Ball contains granulated sugar, brown sugar, softened butter, and vanilla paste. True nectar of the gods levels of delicious. Ball was formed by the really wacky & cool physics in my food processor.
Sale price is nine billion nine hundred and ninety-nine million nine hundred and ninety-nine thousand nine hundred and ninety-nine dollars and ninety-nine cents.
I'll bid three felted cat hair balls, humanely harvested from organic free range cats in my house. While not a delicious, they are far more durable, and fun to throw harmlessly at friends and family.
I'll trade you The Ninja Who's Always Behind Me But Too Sneaky To Be Seen. I've been trying to catch that slippery fuck for six years now, and never seen so much as glimpse. Everyone says there's no Ninja behind me, but I know it's just that they're too good to be seen just by getting looked at, like some common bozo.
Sadly enough money is of no value to me and i do believe you deserve a fair deal.

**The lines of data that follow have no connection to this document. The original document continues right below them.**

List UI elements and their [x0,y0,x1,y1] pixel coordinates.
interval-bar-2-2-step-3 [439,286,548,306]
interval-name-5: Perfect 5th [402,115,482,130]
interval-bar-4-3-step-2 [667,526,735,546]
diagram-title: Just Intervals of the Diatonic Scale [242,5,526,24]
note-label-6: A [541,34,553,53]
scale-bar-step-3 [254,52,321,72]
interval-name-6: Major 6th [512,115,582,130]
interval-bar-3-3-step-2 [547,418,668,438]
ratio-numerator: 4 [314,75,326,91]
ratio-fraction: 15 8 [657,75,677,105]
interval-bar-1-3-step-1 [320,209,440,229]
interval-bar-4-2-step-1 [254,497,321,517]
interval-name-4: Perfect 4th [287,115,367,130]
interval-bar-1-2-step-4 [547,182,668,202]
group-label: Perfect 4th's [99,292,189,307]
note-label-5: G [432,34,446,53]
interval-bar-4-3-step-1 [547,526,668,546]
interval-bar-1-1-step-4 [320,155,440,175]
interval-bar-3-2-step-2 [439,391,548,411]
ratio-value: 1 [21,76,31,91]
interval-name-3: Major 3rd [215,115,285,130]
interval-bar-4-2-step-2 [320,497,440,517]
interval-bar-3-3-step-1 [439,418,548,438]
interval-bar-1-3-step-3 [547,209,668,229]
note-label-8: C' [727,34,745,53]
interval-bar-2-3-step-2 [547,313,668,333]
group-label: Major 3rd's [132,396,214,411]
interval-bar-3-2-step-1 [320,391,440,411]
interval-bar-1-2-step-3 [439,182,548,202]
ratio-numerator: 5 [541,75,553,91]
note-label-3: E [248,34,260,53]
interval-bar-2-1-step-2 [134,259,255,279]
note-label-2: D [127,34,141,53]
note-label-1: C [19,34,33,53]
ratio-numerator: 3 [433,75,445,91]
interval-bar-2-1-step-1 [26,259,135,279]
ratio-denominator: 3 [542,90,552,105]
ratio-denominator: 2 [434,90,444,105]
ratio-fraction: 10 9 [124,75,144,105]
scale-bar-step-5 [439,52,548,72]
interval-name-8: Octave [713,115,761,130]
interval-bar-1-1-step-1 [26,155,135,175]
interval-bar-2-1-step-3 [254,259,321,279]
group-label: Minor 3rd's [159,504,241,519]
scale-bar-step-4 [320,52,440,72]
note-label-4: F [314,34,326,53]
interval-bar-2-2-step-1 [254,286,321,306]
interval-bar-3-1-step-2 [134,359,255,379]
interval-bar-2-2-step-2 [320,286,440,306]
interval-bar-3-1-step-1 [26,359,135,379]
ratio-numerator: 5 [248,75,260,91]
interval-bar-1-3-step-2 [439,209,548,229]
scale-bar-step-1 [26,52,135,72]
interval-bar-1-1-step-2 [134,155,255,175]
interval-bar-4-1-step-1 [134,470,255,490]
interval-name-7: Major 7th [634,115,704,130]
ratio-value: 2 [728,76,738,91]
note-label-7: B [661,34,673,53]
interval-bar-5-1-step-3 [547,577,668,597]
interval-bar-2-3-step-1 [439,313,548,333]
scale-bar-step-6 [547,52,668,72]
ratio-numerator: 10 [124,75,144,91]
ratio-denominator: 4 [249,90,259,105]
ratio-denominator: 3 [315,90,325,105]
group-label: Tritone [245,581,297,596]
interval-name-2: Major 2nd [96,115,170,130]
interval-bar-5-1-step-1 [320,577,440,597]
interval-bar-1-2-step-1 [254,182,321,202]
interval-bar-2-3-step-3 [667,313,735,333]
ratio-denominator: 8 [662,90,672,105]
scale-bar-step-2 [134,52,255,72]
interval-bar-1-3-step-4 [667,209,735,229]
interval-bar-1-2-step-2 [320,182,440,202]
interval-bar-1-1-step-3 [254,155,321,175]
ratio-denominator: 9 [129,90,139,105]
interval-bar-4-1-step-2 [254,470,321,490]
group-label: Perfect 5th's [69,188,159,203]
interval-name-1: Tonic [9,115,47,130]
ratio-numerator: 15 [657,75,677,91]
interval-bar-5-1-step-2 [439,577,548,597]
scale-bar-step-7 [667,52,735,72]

I have a “a deck of blue eyeswhite dragon yugioh card”, which derived its extra rare value from the fact i found it near a empty playground having spot it from over 10m away, as a kid while i owned no cards myself. Meaning this one card was now my entire deck.
But i would need to look for it trough my old junk and i dont remember its condition. I dont think itl suffice.
I could offer a cubic rock i found at gizah, egypt with the same color as the pyramids but that one is priceless.
Is half a 1980 penny already worth nine billion nine hundred and ninety-nine million nine hundred and ninety-nine thousand nine hundred and ninety-nine dollars and ninety-nine cents?